It is no coincidence that in London, many CEOs of multinational companies consider it essential to buy a pair with this signature – perhaps as a sign of status – which in the case of ready-to-wear start at around 1,700 euros, while custom-made ones often reach and exceed 5,000 euros.
From Tokyo to New York
Tony Gaziano and Dean Girling, before deciding to start their collaboration, already had twenty years of experience in the historic shoemaking company Edward Green & Co. The former as a designer and the latter as a production technician, with knowledge that also came from his shoemaker father. Their first thought after joining forces was how to save money to open their company.
This was the reason they found themselves in Tokyo, where they managed to accept dozens of orders, before moving to New York for the same reason. As they say, after several years of effort, they managed, without any outside help, to finance the opening of their own store at number 39 of the famous Saville Row, one of the most expensive shopping streets in London. Before this happened, all the orders they collected from their travels were made in Tony’s garage and in the garden shed at Dean’s house, with the collaboration of a tailor who specialized in handmade shoes.
Gaziano & Girling designs combine a unique balance between contemporary and classic form, stylized as necessary, with a modern twist and with a main concern for timelessness and durability. In the factory located in Northamptonshire, more than 20 craftsmen work to produce the shoes. All with excellent training and constant monitoring by the duo of creators. Although the company selects the best leathers from England and Switzerland, using the perfect leather is not enough, as traditional treatments play an equally important role. Moreover, a leather, no matter how good quality it is, needs many stages to acquire the ideal finesse and above all the fine, soft feel that the luxury footwear category should have, in this size.
The handmade process and its secrets
A characteristic of the effort for the perfect training of craftsmen is that very often, the heads of the departments, visit for training the tanneries where the leathers that are ultimately used are processed. But also the way of sewing the sole with the upper of the shoe, is methodically taught to the younger assistant craftsmen, through the knowledge that the older ones have.

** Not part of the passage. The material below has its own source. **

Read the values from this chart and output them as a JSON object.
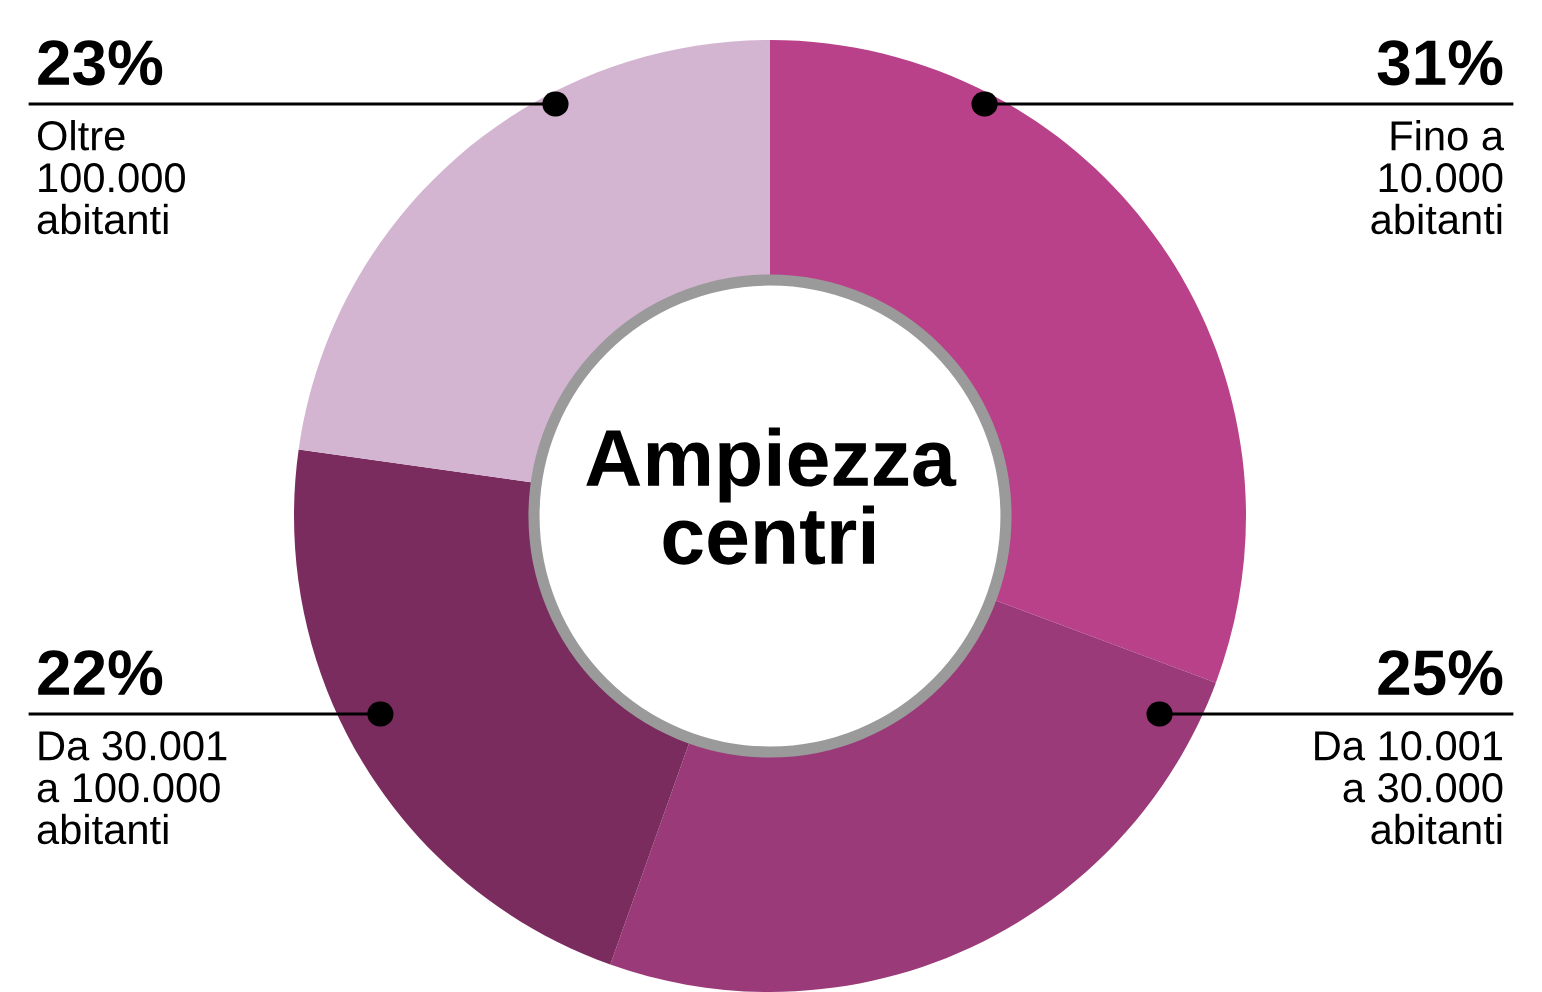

After so many years of British footwear production experiencing a decline in sales, Gaziano & Girling continues its growth path, securing new demanding customers every year. Not only from the English market, but also from the showroom in Tokyo and from the frequent shows in New York. At the same time, following modern dictates for the attention required from companies in the creation of waste, the materials discarded from production, leathers, threads and anything else that remains unclaimed, are all used in the educational programs of the house. In an effort to offer knowledge to a new generation of student-artisans, who would like to be informed and follow this direction professionally.
Gaziano & Girling, beyond the 20 craftsmen, remains a small-scale company, almost family-run, with relatively small production as it is aimed not only at those with a “comfortable” pocket, but primarily at those who appreciate handmade excellence.